По счастливой случайности все четверо, и Петр, и Михаэль, и Василий Саввич с кучером Кузьмой остались живы.
В доме Краснова на Поварской улице было тихо и светло, лишь мерный ход часов и едва слышное ворчание Василия Саввича, с обвязанной головой ходившего взад и вперед по комнате, нарушало тишину. Михаэль стоял у окна и, всматриваясь вдаль, с каменным выражением лица, о чем-то думал. Вскоре он получит новое звание штабс-капитана и будет переведен в столицу. Петр же, отдав свою травмированную ногу в распоряжение лекаря, все пытался выбросить из головы эту страшную ночь, но у него ничего не получалось. Князь Петр не догадывался, что самое страшное для него еще не наступило. Сломанная кость ноги срастется не правильно и, оставив его калекой, принесет еще самую страшную беду в его жизни.

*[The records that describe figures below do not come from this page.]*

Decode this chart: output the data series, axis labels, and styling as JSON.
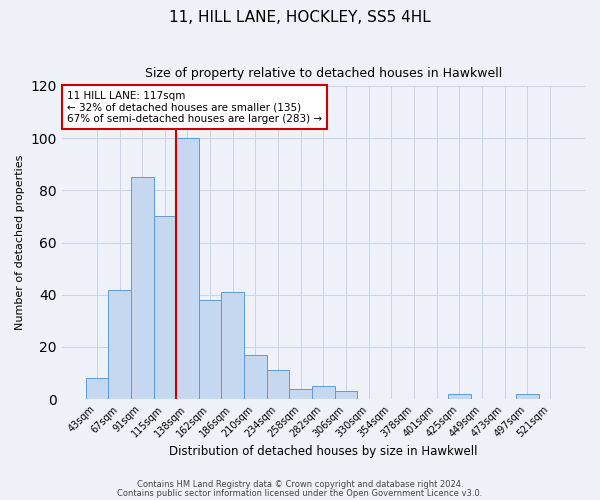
{
  "title": "11, HILL LANE, HOCKLEY, SS5 4HL",
  "subtitle": "Size of property relative to detached houses in Hawkwell",
  "xlabel": "Distribution of detached houses by size in Hawkwell",
  "ylabel": "Number of detached properties",
  "bar_labels": [
    "43sqm",
    "67sqm",
    "91sqm",
    "115sqm",
    "138sqm",
    "162sqm",
    "186sqm",
    "210sqm",
    "234sqm",
    "258sqm",
    "282sqm",
    "306sqm",
    "330sqm",
    "354sqm",
    "378sqm",
    "401sqm",
    "425sqm",
    "449sqm",
    "473sqm",
    "497sqm",
    "521sqm"
  ],
  "bar_heights": [
    8,
    42,
    85,
    70,
    100,
    38,
    41,
    17,
    11,
    4,
    5,
    3,
    0,
    0,
    0,
    0,
    2,
    0,
    0,
    2,
    0
  ],
  "bar_color": "#c5d8f0",
  "bar_edge_color": "#5b9bd5",
  "ylim": [
    0,
    120
  ],
  "yticks": [
    0,
    20,
    40,
    60,
    80,
    100,
    120
  ],
  "property_line_color": "#cc0000",
  "annotation_title": "11 HILL LANE: 117sqm",
  "annotation_line1": "← 32% of detached houses are smaller (135)",
  "annotation_line2": "67% of semi-detached houses are larger (283) →",
  "annotation_box_color": "#cc0000",
  "footnote1": "Contains HM Land Registry data © Crown copyright and database right 2024.",
  "footnote2": "Contains public sector information licensed under the Open Government Licence v3.0.",
  "background_color": "#eef2f8",
  "plot_background": "#eef2f8",
  "grid_color": "#c8d4e8"
}
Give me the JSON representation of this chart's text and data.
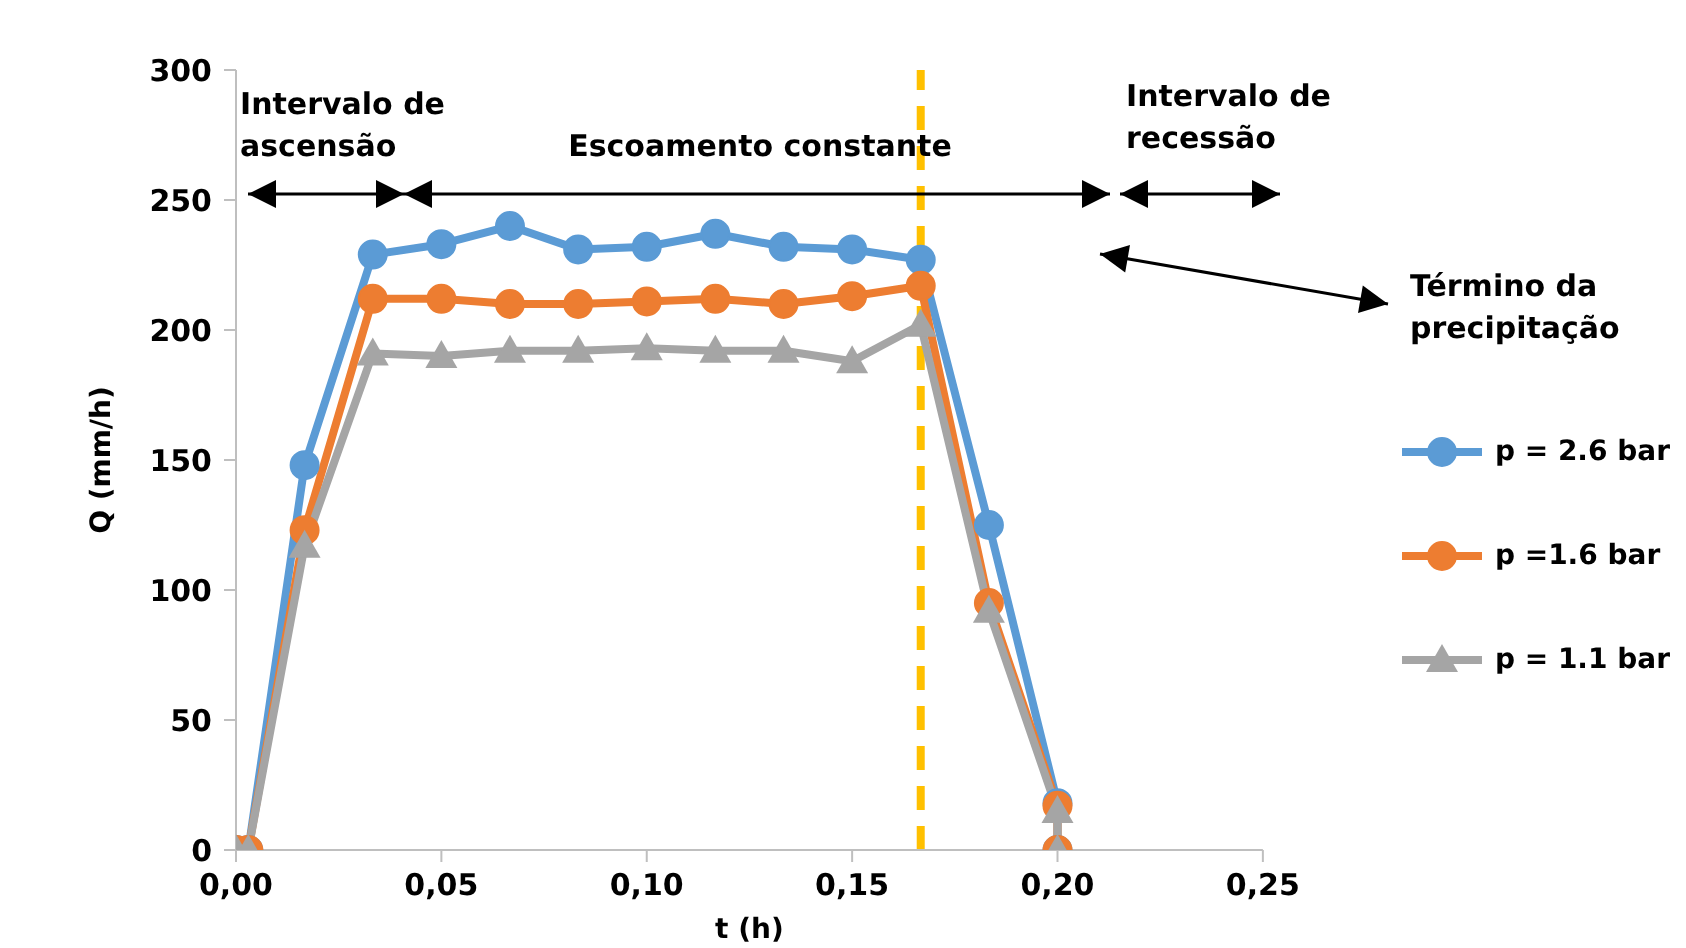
{
  "chart_data": {
    "type": "line",
    "xlabel": "t (h)",
    "ylabel": "Q (mm/h)",
    "xlim": [
      0,
      0.25
    ],
    "xticks": [
      {
        "value": 0,
        "label": "0,00"
      },
      {
        "value": 0.05,
        "label": "0,05"
      },
      {
        "value": 0.1,
        "label": "0,10"
      },
      {
        "value": 0.15,
        "label": "0,15"
      },
      {
        "value": 0.2,
        "label": "0,20"
      },
      {
        "value": 0.25,
        "label": "0,25"
      }
    ],
    "ylim": [
      0,
      300
    ],
    "yticks": [
      0,
      50,
      100,
      150,
      200,
      250,
      300
    ],
    "grid": false,
    "legend": "right",
    "line_style": "solid",
    "x": [
      0,
      0.003,
      0.0167,
      0.0333,
      0.05,
      0.0667,
      0.0833,
      0.1,
      0.1167,
      0.1333,
      0.15,
      0.1667,
      0.1833,
      0.2,
      0.2
    ],
    "series": [
      {
        "name": "p = 2.6 bar",
        "color": "#5b9bd5",
        "marker": "circle",
        "values": [
          0,
          0,
          148,
          229,
          233,
          240,
          231,
          232,
          237,
          232,
          231,
          227,
          125,
          18,
          0
        ]
      },
      {
        "name": "p =1.6 bar",
        "color": "#ed7d31",
        "marker": "circle",
        "values": [
          0,
          0,
          123,
          212,
          212,
          210,
          210,
          211,
          212,
          210,
          213,
          217,
          95,
          17,
          0
        ]
      },
      {
        "name": "p = 1.1 bar",
        "color": "#a5a5a5",
        "marker": "triangle",
        "values": [
          0,
          0,
          117,
          191,
          190,
          192,
          192,
          193,
          192,
          192,
          188,
          202,
          92,
          15,
          0
        ]
      }
    ],
    "ref_lines": [
      {
        "axis": "x",
        "value": 0.1667,
        "color": "#ffc000",
        "line_style": "dashed"
      }
    ],
    "annotations": [
      "Intervalo de ascensão",
      "Escoamento constante",
      "Intervalo de recessão",
      "Término da precipitação"
    ]
  }
}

А в это время над городом загудел колокол Ивана Великого, и с Тайницкой башни загремели пушки. Один за другим раздался двадцать один выстрел, и по всей Москве зазвучал могучий звон колоколов. И этот звон и пальба известили Москву, что в Успенском соборе началось молебствие о здравии и многолетии нового царя и царицы. Все московские улицы были пусты и жизнь, словно покинула город, сосредоточившись возле Кремля.

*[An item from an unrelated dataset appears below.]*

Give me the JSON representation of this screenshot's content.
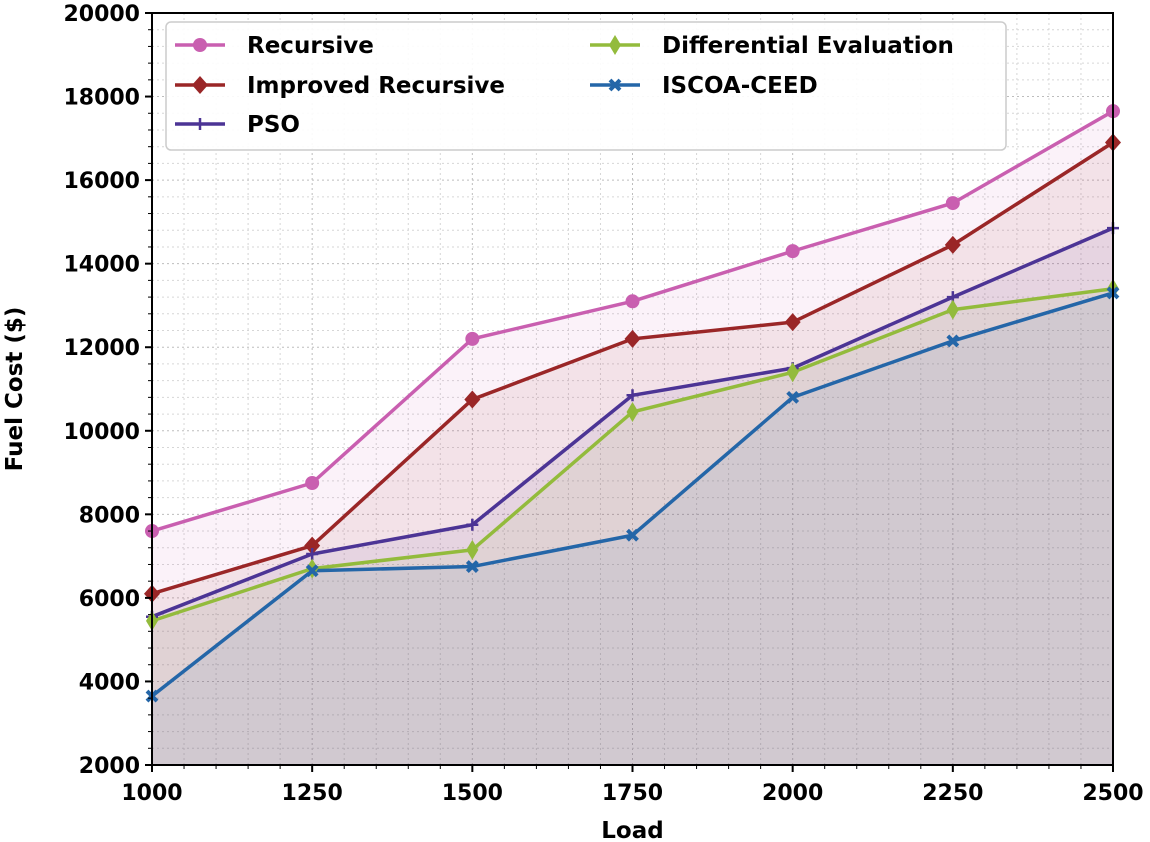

Тысячи и тысячи людей наполнили кремлевские площади и окружили стены его. Тут были и белые платья с золотым шитьем, и блеск бриллиантов, и разноцветные мундиры дипломатов. Но также в это время все пожарные команды Москвы занимались ликвидацией кошмарных последствий на Ходынском поле. Обоз за обозом вывозили с поля тела умерших и раненых. Долго еще по Москве будут ходить легенды, как от вида тех страшных картин цепенели сердца у видавших виды военных, врачей и пожарных. Как видели они и скальпированные головы, и торчавшие наружу кости, и раздавленные грудные клетки, и валявшихся в пыли недоношенных младенцев.